A minimal MIME-to-JSON parser using Node.js's mailparser library (what you would write if you were doing this yourself without JsonHook):

import { simpleParser, ParsedMail } from "mailparser";

async function mimeToJson(rawMime: string | Buffer) {
  const parsed: ParsedMail = await simpleParser(rawMime);

  return {
    email: {
      from:        parsed.from?.text ?? null,
      to:          parsed.to
                     ? (Array.isArray(parsed.to)
                         ? parsed.to.map(a => a.text)
                         : [parsed.to.text])
                     : [],
      subject:     parsed.subject ?? null,
      date:        parsed.date?.toISOString() ?? null,
      messageId:   parsed.messageId ?? null,
      textBody:    parsed.text ?? null,
      htmlBody:    parsed.html || null,
      headers:     Object.fromEntries(
        [...parsed.headers.entries()].map(([k, v]) => [
          k.toLowerCase(),
          Array.isArray(v) ? v.join("
") : String(v),
        ])
      ),
      attachments: (parsed.attachments ?? []).map(a => ({
        filename:    a.filename ?? "unnamed",
        contentType: a.contentType,
        size:        a.size,
        contentId:   a.cid ?? null,
      })),
    },
  };
}

// With JsonHook, you never need to call this — it is done for you.

This is essentially what JsonHook does at scale for every inbound email — but as a managed service with retries, logging, and HMAC signatures included.

Common Pitfalls

If you are parsing MIME yourself (rather than using JsonHook), watch for:

  • Incorrect boundary detection. Boundary markers in multipart messages must be preceded by -- and the closing boundary must end with --. Boundaries can also contain special characters that need no escaping in the MIME spec but may confuse naive string splitting.
  • Missing charset handling. If you skip charset conversion, non-ASCII characters in email bodies become garbage. Always respect the charset parameter of the Content-Type header.
  • Treating quoted-printable as base64. These are different encodings. Content-Transfer-Encoding: quoted-printable uses =XX sequences for non-ASCII bytes; base64 encodes binary data into the A-Z/0-9/+/ character set.
  • Not handling degenerate messages. Real-world email frequently violates RFC standards. A robust parser must handle: missing boundary markers, missing Content-Type headers, text/plain bodies sent without any multipart wrapping, and extremely long header lines.
  • Memory issues with large attachments. Base64-decoding a 10 MB attachment requires ~7.5 MB of binary data. Stream large attachments to disk or object storage rather than holding them in memory.

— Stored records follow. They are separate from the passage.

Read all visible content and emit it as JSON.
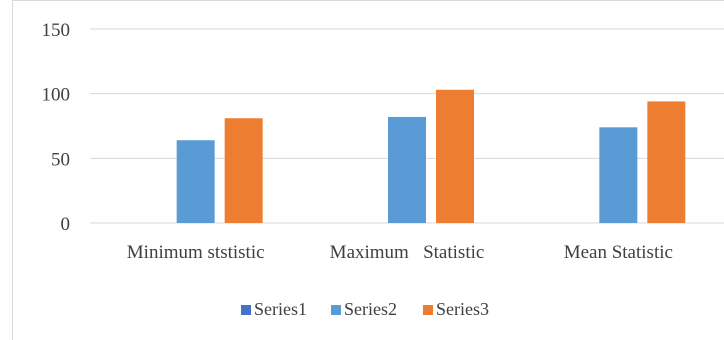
{
  "chart_data": {
    "type": "bar",
    "categories": [
      "Minimum ststistic",
      "Maximum   Statistic",
      "Mean Statistic"
    ],
    "series": [
      {
        "name": "Series1",
        "values": [
          0,
          0,
          0
        ],
        "color": "#4472c4"
      },
      {
        "name": "Series2",
        "values": [
          64,
          82,
          74
        ],
        "color": "#5b9bd5"
      },
      {
        "name": "Series3",
        "values": [
          81,
          103,
          94
        ],
        "color": "#ed7d31"
      }
    ],
    "title": "",
    "xlabel": "",
    "ylabel": "",
    "ylim": [
      0,
      150
    ],
    "yticks": [
      0,
      50,
      100,
      150
    ],
    "grid": true,
    "legend": "bottom"
  }
}
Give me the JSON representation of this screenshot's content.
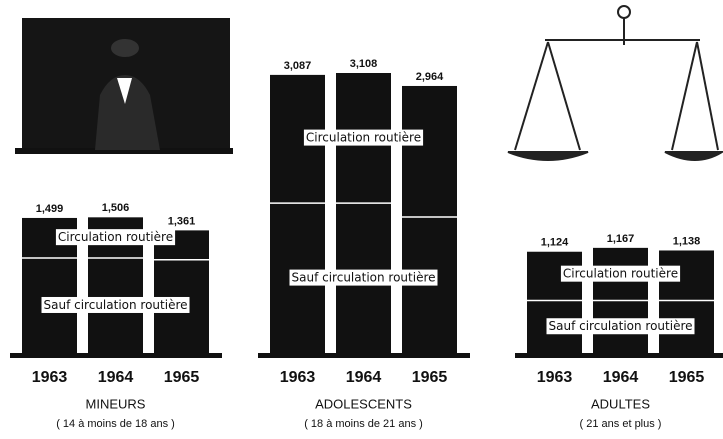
{
  "chart_data": [
    {
      "type": "stacked_bar",
      "title": "MINEURS",
      "subtitle": "( 14 à moins de 18 ans )",
      "categories": [
        "1963",
        "1964",
        "1965"
      ],
      "series": [
        {
          "name": "Sauf circulation routière",
          "color": "#111111",
          "values": [
            1055,
            1055,
            1035
          ]
        },
        {
          "name": "Circulation routière",
          "color": "#111111",
          "values": [
            444,
            451,
            326
          ]
        }
      ],
      "totals": [
        1499,
        1506,
        1361
      ],
      "total_labels": [
        "1,499",
        "1,506",
        "1,361"
      ]
    },
    {
      "type": "stacked_bar",
      "title": "ADOLESCENTS",
      "subtitle": "( 18 à moins de 21 ans )",
      "categories": [
        "1963",
        "1964",
        "1965"
      ],
      "series": [
        {
          "name": "Sauf circulation routière",
          "color": "#111111",
          "values": [
            1663,
            1663,
            1510
          ]
        },
        {
          "name": "Circulation routière",
          "color": "#111111",
          "values": [
            1424,
            1445,
            1454
          ]
        }
      ],
      "totals": [
        3087,
        3108,
        2964
      ],
      "total_labels": [
        "3,087",
        "3,108",
        "2,964"
      ]
    },
    {
      "type": "stacked_bar",
      "title": "ADULTES",
      "subtitle": "( 21 ans et plus )",
      "categories": [
        "1963",
        "1964",
        "1965"
      ],
      "series": [
        {
          "name": "Sauf circulation routière",
          "color": "#111111",
          "values": [
            583,
            583,
            583
          ]
        },
        {
          "name": "Circulation routière",
          "color": "#111111",
          "values": [
            541,
            584,
            555
          ]
        }
      ],
      "totals": [
        1124,
        1167,
        1138
      ],
      "total_labels": [
        "1,124",
        "1,167",
        "1,138"
      ]
    }
  ]
}
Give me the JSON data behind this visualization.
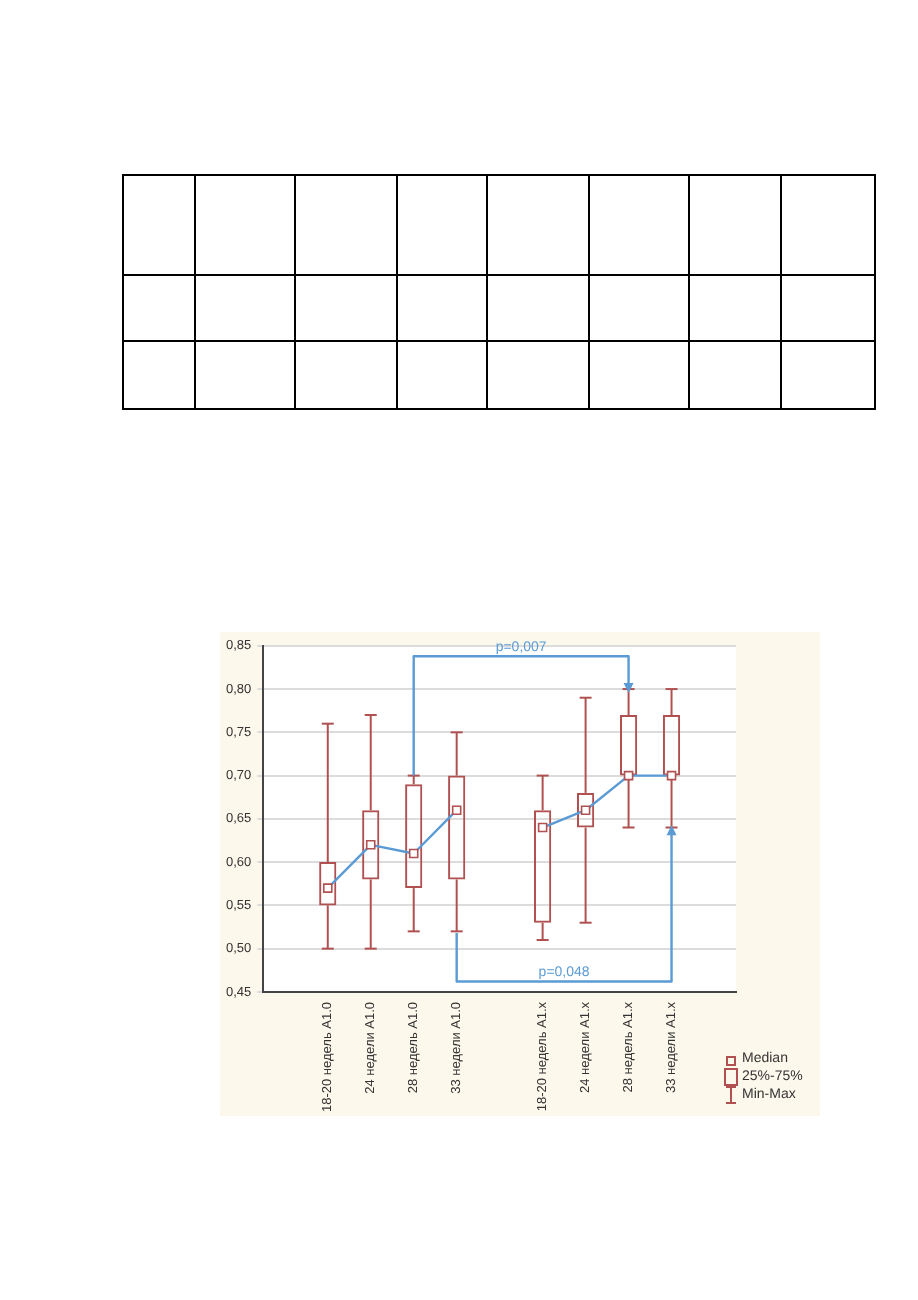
{
  "chart_data": {
    "type": "box",
    "categories": [
      null,
      "18-20 недель A1.0",
      "24 недели A1.0",
      "28 недель A1.0",
      "33 недели A1.0",
      null,
      "18-20 недель A1.x",
      "24 недели A1.x",
      "28 недель A1.x",
      "33 недели A1.x",
      null
    ],
    "series": [
      {
        "color": "#b05050",
        "boxes": [
          null,
          {
            "low": 0.5,
            "q1": 0.55,
            "median": 0.57,
            "q3": 0.6,
            "high": 0.76
          },
          {
            "low": 0.5,
            "q1": 0.58,
            "median": 0.62,
            "q3": 0.66,
            "high": 0.77
          },
          {
            "low": 0.52,
            "q1": 0.57,
            "median": 0.61,
            "q3": 0.69,
            "high": 0.7
          },
          {
            "low": 0.52,
            "q1": 0.58,
            "median": 0.66,
            "q3": 0.7,
            "high": 0.75
          },
          null,
          {
            "low": 0.51,
            "q1": 0.53,
            "median": 0.64,
            "q3": 0.66,
            "high": 0.7
          },
          {
            "low": 0.53,
            "q1": 0.64,
            "median": 0.66,
            "q3": 0.68,
            "high": 0.79
          },
          {
            "low": 0.64,
            "q1": 0.7,
            "median": 0.7,
            "q3": 0.77,
            "high": 0.8
          },
          {
            "low": 0.64,
            "q1": 0.7,
            "median": 0.7,
            "q3": 0.77,
            "high": 0.8
          },
          null
        ]
      },
      {
        "type": "line",
        "color": "#5b9bd5",
        "values": [
          null,
          0.57,
          0.62,
          0.61,
          0.66,
          null,
          0.64,
          0.66,
          0.7,
          0.7,
          null
        ]
      }
    ],
    "ylim": [
      0.45,
      0.85
    ],
    "yticks": [
      {
        "value": 0.45,
        "label": "0,45"
      },
      {
        "value": 0.5,
        "label": "0,50"
      },
      {
        "value": 0.55,
        "label": "0,55"
      },
      {
        "value": 0.6,
        "label": "0,60"
      },
      {
        "value": 0.65,
        "label": "0,65"
      },
      {
        "value": 0.7,
        "label": "0,70"
      },
      {
        "value": 0.75,
        "label": "0,75"
      },
      {
        "value": 0.8,
        "label": "0,80"
      },
      {
        "value": 0.85,
        "label": "0,85"
      }
    ],
    "grid": "y",
    "annotations": [
      "p=0,007",
      "p=0,048",
      "Median",
      "25%-75%",
      "Min-Max"
    ]
  }
}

Frequently Asked Questions

Does JsonHook handle malformed MIME messages?

Yes. JsonHook's parser is designed to handle the full range of real-world email including messages that technically violate the MIME RFC. For severely malformed messages where automatic recovery is not possible, the email is still delivered to your webhook with whatever fields could be parsed, and a parseWarnings array in the payload describes any issues encountered.

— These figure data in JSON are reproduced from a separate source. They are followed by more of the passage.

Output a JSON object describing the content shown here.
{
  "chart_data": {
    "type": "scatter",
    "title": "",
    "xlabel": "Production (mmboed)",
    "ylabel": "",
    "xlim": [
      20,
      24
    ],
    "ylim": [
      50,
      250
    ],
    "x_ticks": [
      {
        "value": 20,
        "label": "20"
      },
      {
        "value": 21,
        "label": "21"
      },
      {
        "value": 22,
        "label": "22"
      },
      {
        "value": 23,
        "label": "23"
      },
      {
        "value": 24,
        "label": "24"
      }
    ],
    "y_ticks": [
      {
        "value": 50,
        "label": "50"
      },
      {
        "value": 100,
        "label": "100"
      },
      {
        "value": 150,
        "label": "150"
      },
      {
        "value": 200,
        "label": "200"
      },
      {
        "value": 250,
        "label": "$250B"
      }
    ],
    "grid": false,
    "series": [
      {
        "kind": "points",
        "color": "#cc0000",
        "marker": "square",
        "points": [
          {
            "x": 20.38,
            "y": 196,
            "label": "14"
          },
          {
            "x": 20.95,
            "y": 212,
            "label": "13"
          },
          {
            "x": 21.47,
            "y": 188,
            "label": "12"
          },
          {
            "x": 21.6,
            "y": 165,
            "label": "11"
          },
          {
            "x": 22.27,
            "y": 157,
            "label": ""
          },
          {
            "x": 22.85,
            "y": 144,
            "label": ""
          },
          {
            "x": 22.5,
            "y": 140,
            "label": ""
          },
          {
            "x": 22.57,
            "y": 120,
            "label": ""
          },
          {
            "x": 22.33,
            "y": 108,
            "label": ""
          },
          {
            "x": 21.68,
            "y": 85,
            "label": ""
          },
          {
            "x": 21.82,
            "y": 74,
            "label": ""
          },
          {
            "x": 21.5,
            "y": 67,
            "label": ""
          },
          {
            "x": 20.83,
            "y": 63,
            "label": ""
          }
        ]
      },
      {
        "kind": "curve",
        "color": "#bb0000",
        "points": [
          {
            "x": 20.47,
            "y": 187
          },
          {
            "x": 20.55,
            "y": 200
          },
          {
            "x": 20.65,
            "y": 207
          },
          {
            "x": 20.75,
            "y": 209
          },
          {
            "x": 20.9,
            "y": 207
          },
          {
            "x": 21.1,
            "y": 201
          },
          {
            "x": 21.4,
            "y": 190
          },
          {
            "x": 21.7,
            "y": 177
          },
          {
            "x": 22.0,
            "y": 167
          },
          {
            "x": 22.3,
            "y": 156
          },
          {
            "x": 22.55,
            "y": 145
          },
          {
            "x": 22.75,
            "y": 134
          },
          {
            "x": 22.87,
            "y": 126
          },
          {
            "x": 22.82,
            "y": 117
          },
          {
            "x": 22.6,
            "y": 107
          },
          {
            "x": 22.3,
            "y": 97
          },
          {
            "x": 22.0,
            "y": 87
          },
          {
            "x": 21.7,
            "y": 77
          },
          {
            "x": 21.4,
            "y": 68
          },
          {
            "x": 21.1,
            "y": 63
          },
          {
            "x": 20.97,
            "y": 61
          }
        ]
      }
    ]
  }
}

What happens to embedded (inline) images in HTML email?

Inline images referenced by cid: URLs in the HTML body appear in email.attachments with a non-null contentId field. The htmlBody retains the original cid: references. If you are rendering the HTML, you would replace cid:xxx references with the actual image URLs after downloading the inline attachment content.

How does JsonHook handle emails with only an HTML body and no plain-text body?

The textBody field will be null and htmlBody will contain the HTML content. JsonHook does not auto-generate a text version from the HTML — if you need a text version for display or processing, strip the HTML tags from htmlBody in your handler using a library like html-to-text.

Can I get the raw MIME message from JsonHook?

Yes, on the Pro plan. Use the delivery log API to download the original raw MIME message for any delivery within the retention period. This is useful for archival, debugging, or re-parsing with a different library.